N.H. Admin. Code § He-W 574.08

Current through Register No. 45, November 7, 2024
Section He-W 574.08 - Prior Authorization
(a) All drivers shall contact the department to obtain prior authorization for general medical transportation services when:
(1) Transportation is needed out of area;
(2) Transportation is to a medicaid enrolled provider that is not the nearest available provider of the covered medical or dental service;
(3) Transportation is by means other than private transportation or bus; or
(4) The recipient requires assistance from the department because all other transportation resources have been exhausted by the recipient.
(b) The recipient shall provide the following information for out of area transportation as described in (a) (1) above:
(1) The recipient's name and address;
(2) The recipient's medicaid identification number; and
(3) A letter from the recipient's primary care physician or referring physician with the following information:
a. Details describing the illness or condition sufficient to enable the department to understand the physical and/or emotional condition of the recipient and the reason(s) for which the medical or dental service is required;
b. That the needed medical or dental services cannot be obtained in New Hampshire, Vermont, Massachusetts, or Maine;
c. The expected outcome and recommended timetable of the prescribed medical or dental service; and
d. The name and address of the medicaid enrolled provider.
(c) The recipient shall provide the following information for prior authorization of transportation as described in (a) (2) above:
(1) The recipient's name and address;
(2) The recipient's medicaid identification number; and
(3) A letter from the recipient's primary care physician or referring physician with the following information:
a. Details describing the illness or condition sufficient to enable the department to understand the physical and/or emotional condition of the recipient and the reason(s) for which the medical or dental service cannot be obtained closer to the recipient's home;
c. The expected outcome and recommended timetable of the prescribed medical or dental service; and
d. The name and address of the medicaid enrolled provider.
(d) The recipient shall provide the following information for prior authorization by means other than private transportation or bus as described in (a) (3) above:
(1) The recipient's name and address;
(2) The recipient's medicaid identification number; and
(3) A letter from the recipient's primary care or referring physician which includes the following information:
a.
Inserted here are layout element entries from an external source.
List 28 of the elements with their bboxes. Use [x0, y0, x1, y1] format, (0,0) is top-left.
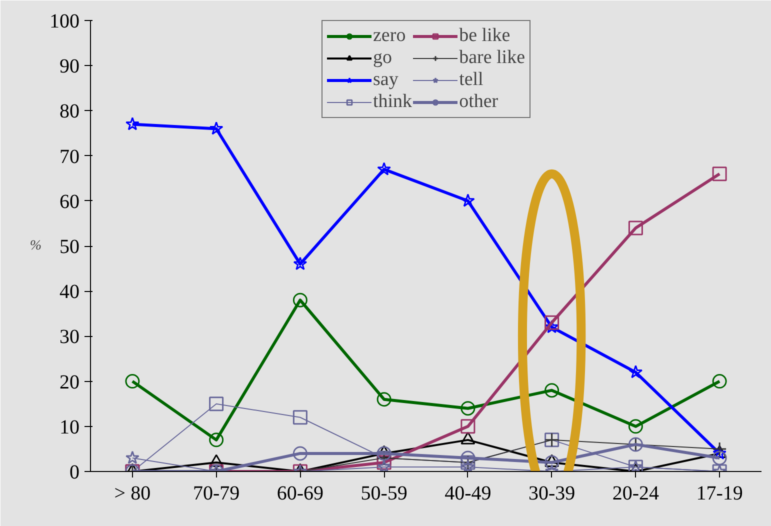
x-tick-label: 17-19 [696, 482, 743, 504]
x-tick-label: 20-24 [612, 482, 660, 504]
legend-label: think [373, 91, 412, 113]
y-tick-label: 20 [60, 371, 80, 394]
legend-label: bare like [459, 47, 525, 69]
y-tick-label: 100 [50, 10, 80, 32]
legend-label: tell [459, 69, 484, 91]
x-tick-label: 70-79 [192, 482, 240, 504]
legend-label: go [373, 47, 393, 69]
y-tick-label: 50 [60, 236, 80, 258]
x-tick-label: 50-59 [360, 482, 408, 504]
y-tick-label: 80 [60, 100, 80, 123]
x-tick-label: 60-69 [276, 482, 324, 504]
x-tick-label: 40-49 [444, 482, 492, 504]
y-tick-label: 90 [60, 56, 80, 78]
y-tick-label: 60 [60, 190, 80, 213]
x-tick-label: 30-39 [528, 482, 576, 504]
legend-label: say [373, 69, 398, 91]
x-tick-label: > 80 [114, 482, 151, 504]
legend-label: be like [459, 25, 510, 47]
y-tick-label: 10 [60, 416, 80, 438]
y-axis-title: % [30, 238, 42, 254]
legend-label: zero [373, 25, 406, 47]
y-tick-label: 40 [60, 281, 80, 304]
y-tick-label: 0 [70, 462, 80, 484]
legend-label: other [459, 91, 498, 113]
y-tick-label: 30 [60, 326, 80, 348]
y-tick-label: 70 [60, 146, 80, 168]
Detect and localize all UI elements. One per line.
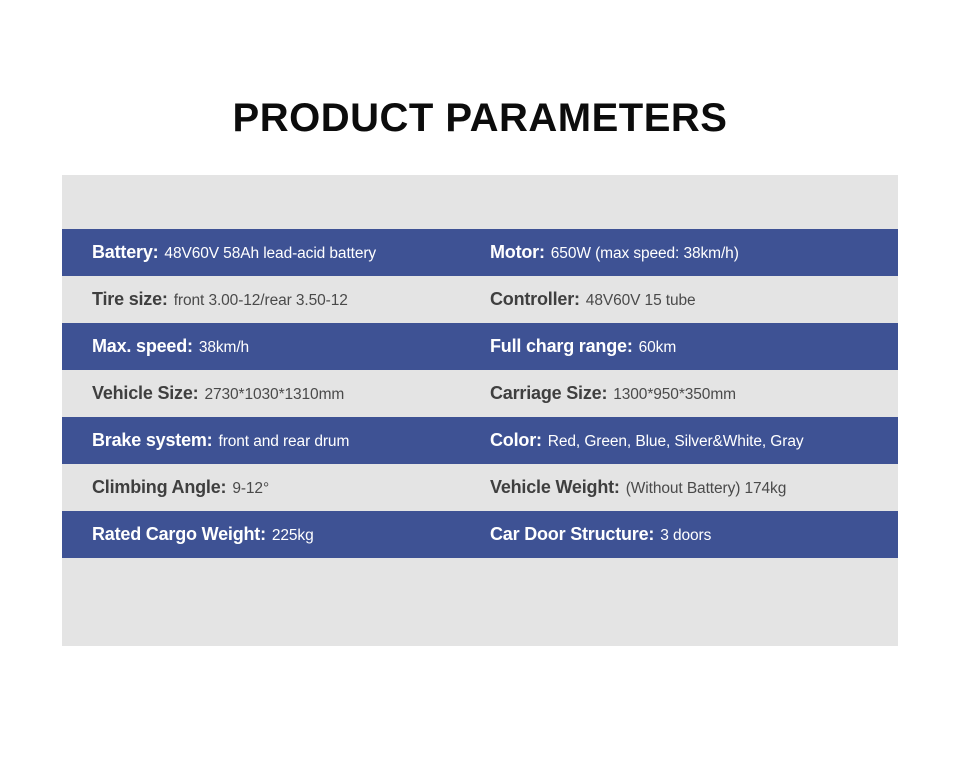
label-car-door-structure: Car Door Structure: xyxy=(490,524,654,545)
table-row: Rated Cargo Weight: 225kg Car Door Struc… xyxy=(62,511,898,558)
table-row: Battery: 48V60V 58Ah lead-acid battery M… xyxy=(62,229,898,276)
value-battery: 48V60V 58Ah lead-acid battery xyxy=(164,245,376,263)
parameters-table: Battery: 48V60V 58Ah lead-acid battery M… xyxy=(62,175,898,646)
cell-vehicle-weight: Vehicle Weight: (Without Battery) 174kg xyxy=(480,477,898,498)
cell-car-door-structure: Car Door Structure: 3 doors xyxy=(480,524,898,545)
page: PRODUCT PARAMETERS Battery: 48V60V 58Ah … xyxy=(0,0,960,760)
label-vehicle-weight: Vehicle Weight: xyxy=(490,477,620,498)
label-battery: Battery: xyxy=(92,242,158,263)
table-row: Climbing Angle: 9-12° Vehicle Weight: (W… xyxy=(62,464,898,511)
cell-color: Color: Red, Green, Blue, Silver&White, G… xyxy=(480,430,898,451)
cell-climbing-angle: Climbing Angle: 9-12° xyxy=(62,477,480,498)
value-vehicle-weight: (Without Battery) 174kg xyxy=(626,480,787,498)
cell-motor: Motor: 650W (max speed: 38km/h) xyxy=(480,242,898,263)
label-vehicle-size: Vehicle Size: xyxy=(92,383,198,404)
label-rated-cargo-weight: Rated Cargo Weight: xyxy=(92,524,266,545)
value-controller: 48V60V 15 tube xyxy=(586,292,696,310)
label-max-speed: Max. speed: xyxy=(92,336,193,357)
table-row: Tire size: front 3.00-12/rear 3.50-12 Co… xyxy=(62,276,898,323)
cell-max-speed: Max. speed: 38km/h xyxy=(62,336,480,357)
cell-tire-size: Tire size: front 3.00-12/rear 3.50-12 xyxy=(62,289,480,310)
table-row: Max. speed: 38km/h Full charg range: 60k… xyxy=(62,323,898,370)
value-rated-cargo-weight: 225kg xyxy=(272,527,314,545)
cell-battery: Battery: 48V60V 58Ah lead-acid battery xyxy=(62,242,480,263)
label-carriage-size: Carriage Size: xyxy=(490,383,607,404)
label-full-charge-range: Full charg range: xyxy=(490,336,633,357)
cell-carriage-size: Carriage Size: 1300*950*350mm xyxy=(480,383,898,404)
label-motor: Motor: xyxy=(490,242,545,263)
value-tire-size: front 3.00-12/rear 3.50-12 xyxy=(174,292,348,310)
cell-vehicle-size: Vehicle Size: 2730*1030*1310mm xyxy=(62,383,480,404)
value-carriage-size: 1300*950*350mm xyxy=(613,386,736,404)
value-max-speed: 38km/h xyxy=(199,339,249,357)
table-row: Vehicle Size: 2730*1030*1310mm Carriage … xyxy=(62,370,898,417)
value-motor: 650W (max speed: 38km/h) xyxy=(551,245,739,263)
value-car-door-structure: 3 doors xyxy=(660,527,711,545)
page-title: PRODUCT PARAMETERS xyxy=(233,96,728,141)
cell-full-charge-range: Full charg range: 60km xyxy=(480,336,898,357)
label-tire-size: Tire size: xyxy=(92,289,168,310)
cell-rated-cargo-weight: Rated Cargo Weight: 225kg xyxy=(62,524,480,545)
value-vehicle-size: 2730*1030*1310mm xyxy=(204,386,344,404)
value-color: Red, Green, Blue, Silver&White, Gray xyxy=(548,433,804,451)
value-climbing-angle: 9-12° xyxy=(232,480,269,498)
table-row: Brake system: front and rear drum Color:… xyxy=(62,417,898,464)
label-controller: Controller: xyxy=(490,289,580,310)
label-climbing-angle: Climbing Angle: xyxy=(92,477,226,498)
cell-brake-system: Brake system: front and rear drum xyxy=(62,430,480,451)
value-brake-system: front and rear drum xyxy=(218,433,349,451)
cell-controller: Controller: 48V60V 15 tube xyxy=(480,289,898,310)
label-color: Color: xyxy=(490,430,542,451)
label-brake-system: Brake system: xyxy=(92,430,212,451)
value-full-charge-range: 60km xyxy=(639,339,677,357)
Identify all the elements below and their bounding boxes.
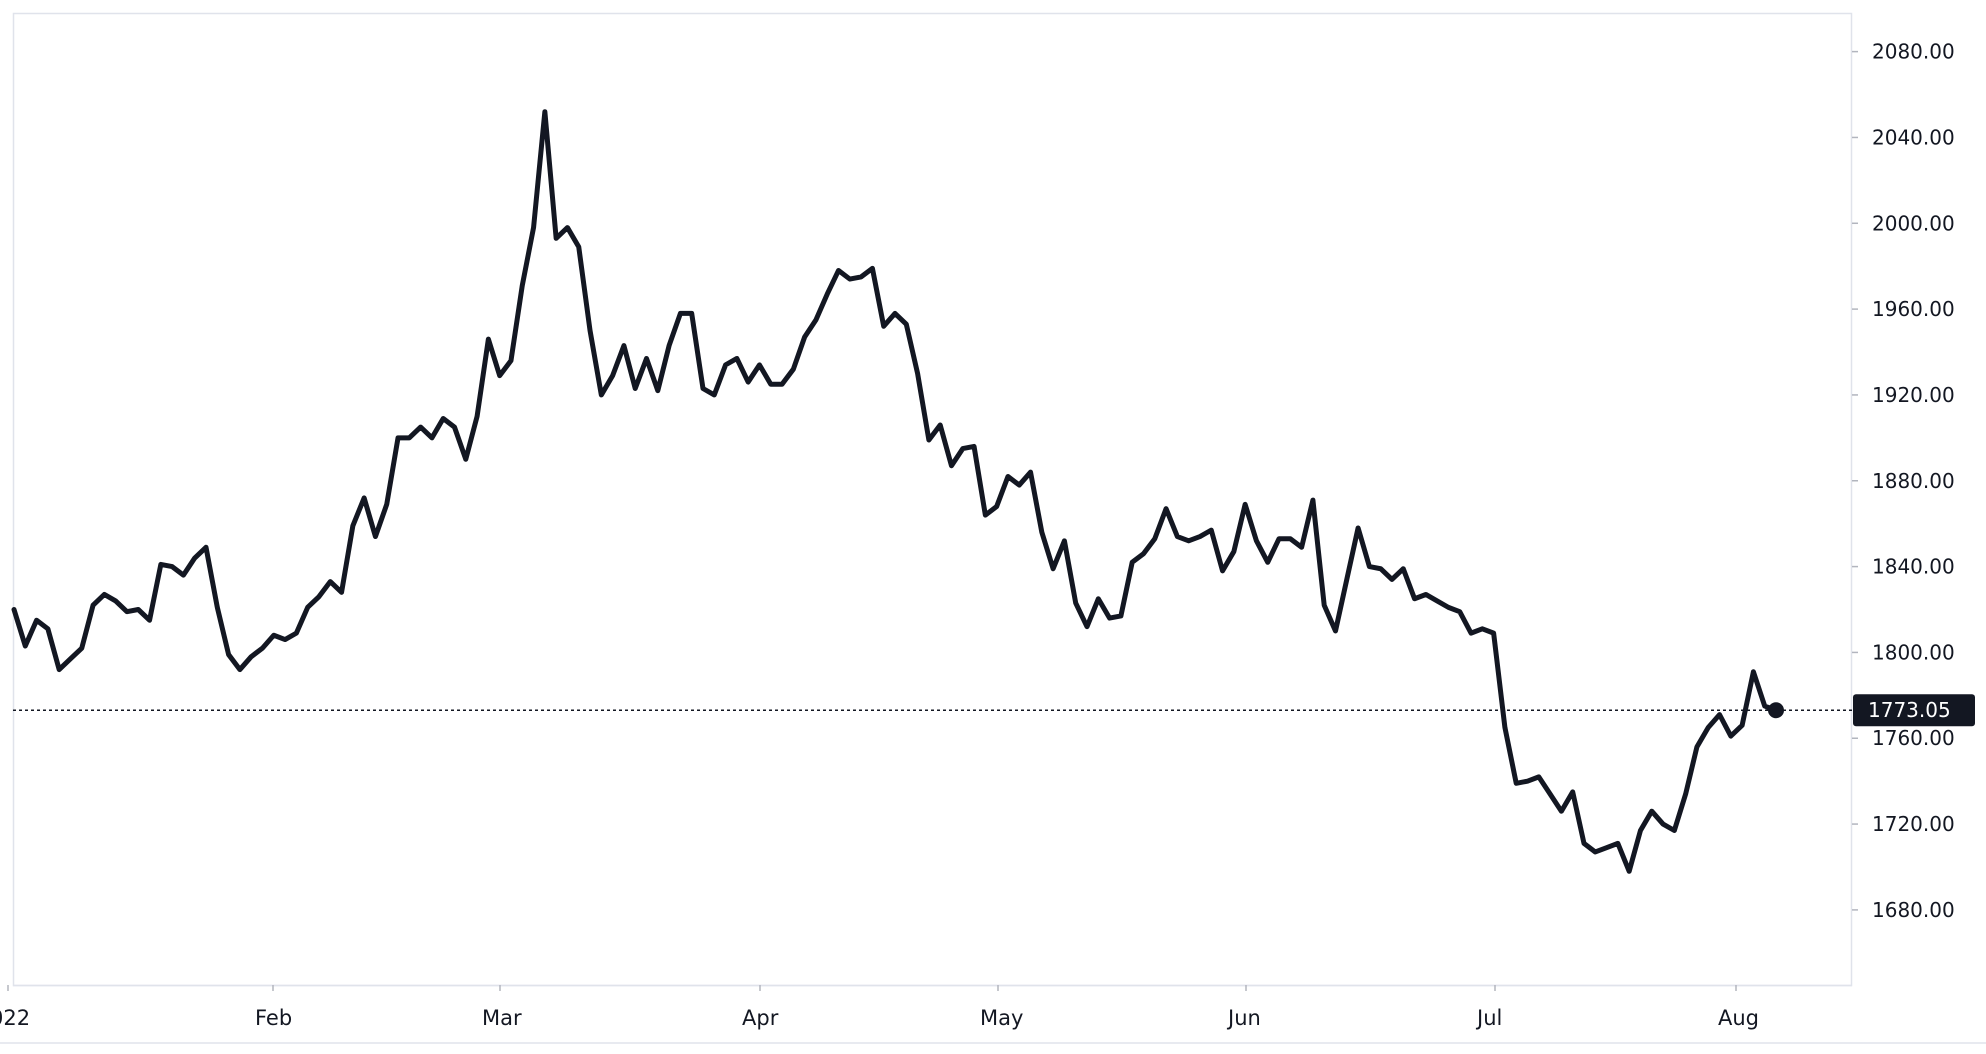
x-axis: 022 Feb Mar Apr May Jun Jul Aug xyxy=(0,985,1759,1030)
last-point-marker[interactable] xyxy=(1768,702,1784,719)
y-tick-label: 1960.00 xyxy=(1872,297,1955,321)
x-tick-label: May xyxy=(980,1006,1023,1030)
y-tick-label: 2080.00 xyxy=(1872,40,1955,64)
y-tick-label: 1800.00 xyxy=(1872,640,1955,664)
x-tick-label: 022 xyxy=(0,1006,30,1030)
last-value-label: 1773.05 xyxy=(1868,698,1951,722)
x-tick-label: Apr xyxy=(742,1006,779,1030)
last-value-badge: 1773.05 xyxy=(1853,694,1975,727)
y-tick-label: 1720.00 xyxy=(1872,812,1955,836)
plot-frame xyxy=(12,12,1853,987)
last-value-badge-bg xyxy=(1853,694,1975,727)
x-tick-label: Feb xyxy=(255,1006,292,1030)
x-tick-label: Jun xyxy=(1226,1006,1261,1030)
y-tick-label: 2040.00 xyxy=(1872,125,1955,149)
x-tick-label: Aug xyxy=(1718,1006,1759,1030)
price-series-line xyxy=(11,109,1779,874)
x-tick-label: Mar xyxy=(482,1006,522,1030)
y-tick-label: 1920.00 xyxy=(1872,383,1955,407)
y-axis: 2080.00 2040.00 2000.00 1960.00 1920.00 1880.… xyxy=(1852,40,1955,922)
y-tick-label: 1760.00 xyxy=(1872,726,1955,750)
y-tick-label: 1840.00 xyxy=(1872,555,1955,579)
y-tick-label: 1880.00 xyxy=(1872,469,1955,493)
y-tick-label: 1680.00 xyxy=(1872,898,1955,922)
x-tick-label: Jul xyxy=(1475,1006,1502,1030)
y-tick-label: 2000.00 xyxy=(1872,211,1955,235)
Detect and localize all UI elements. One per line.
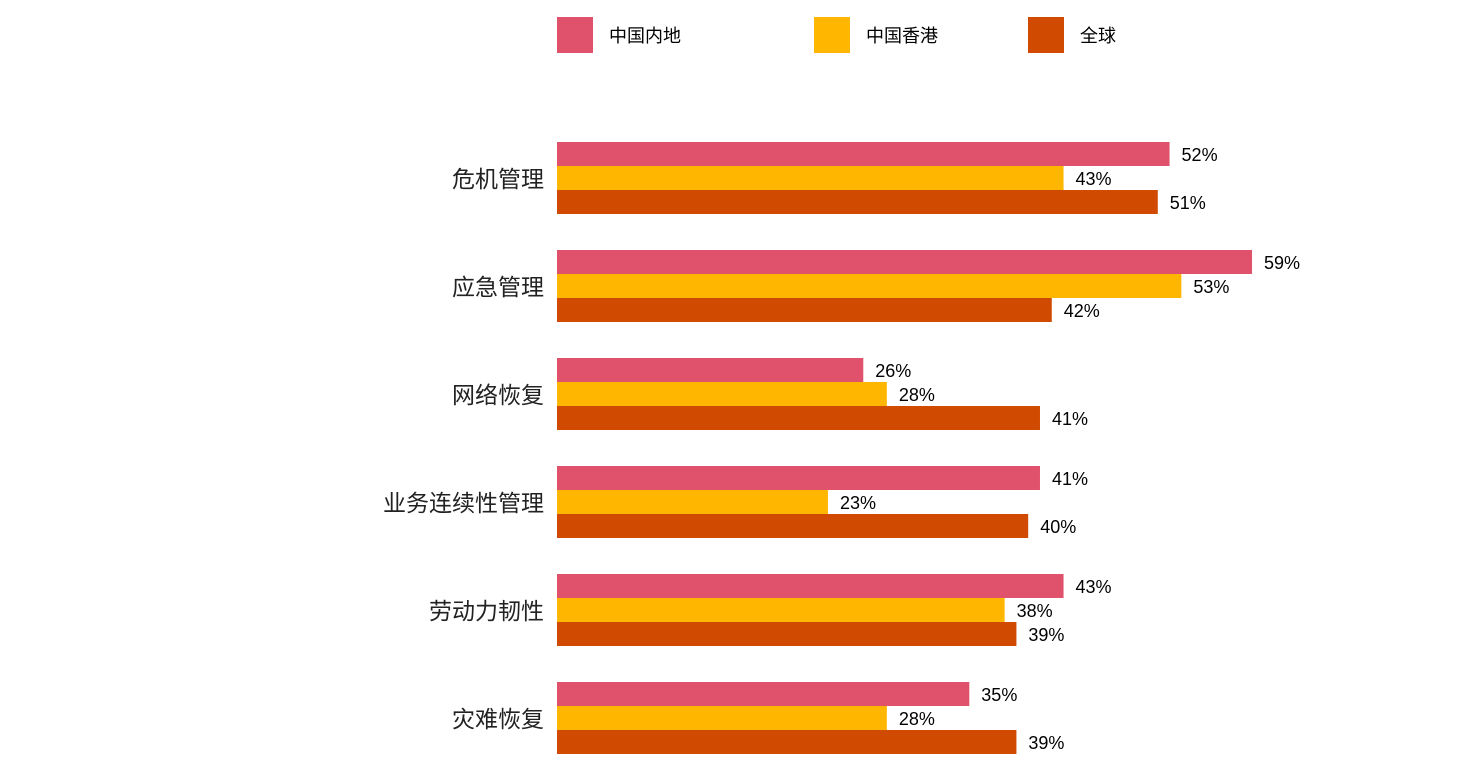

Details describing the illness or condition sufficient to enable the department to understand the physical and/or emotional condition of the recipient and the reason(s) for which the medical or dental service is required;
b. That the type of specialized transportation service is medically necessary;
c. The expected outcome and recommended timetable of the prescribed medical or dental service; and
d. The name and address of the medicaid enrolled provider.
(e) The recipient shall provide following information when requesting assistance from the department as described in (a) (4) above:
(1) The recipient's name and address;
(2) The recipient's medicaid identification number;
(3) Information that explains how the recipient has attempted to obtain transportation and has been unable to do so; and
(4) The name and location of the medicaid enrolled provider the recipient is trying to access.
(f) Requests for prior authorization shall be approved if:
(1) All of the required information described in (b), (c), (d), or (e) above is received; and
(2) The department determines, based on the information provided, that the transportation is necessary and appropriate for the recipient's medical or dental condition, as supported by the information provided in the request.
(g) The department shall deny requests for prior authorization if the provisions set forth in (f) above are not met.
(h) If prior authorization is approved, payment for general medical transportation shall still comply with all of the provisions of He-W 574.
(i) If advanced authorization is denied, the recipient may appeal this decision pursuant to He-W 574.11.
(j) If a recipient requires general medical transportation for which advanced authorization as described in (a) is required, but the need arises outside of the department's normal working hours, the request to the department for prior authorization shall be made within 3 business days of the trip.
(k) If the request for prior authorization in (j) above is not made within 3 business days of the trip, the transportation claim shall be denied.

N.H. Admin. Code § He-W 574.08

(See Revision Note at chapter heading He-W 500); ss by #6163, eff 1-4-96, EXPIRED: 1-4-04

New. #8732, eff 9-30-06; ss by #10810, eff 4-9-15

Amended byVolume XXXV Number 18, Filed May 7, 2015 , Proposed by #10810, Effective 4/9/2015, Expires4/9/2025.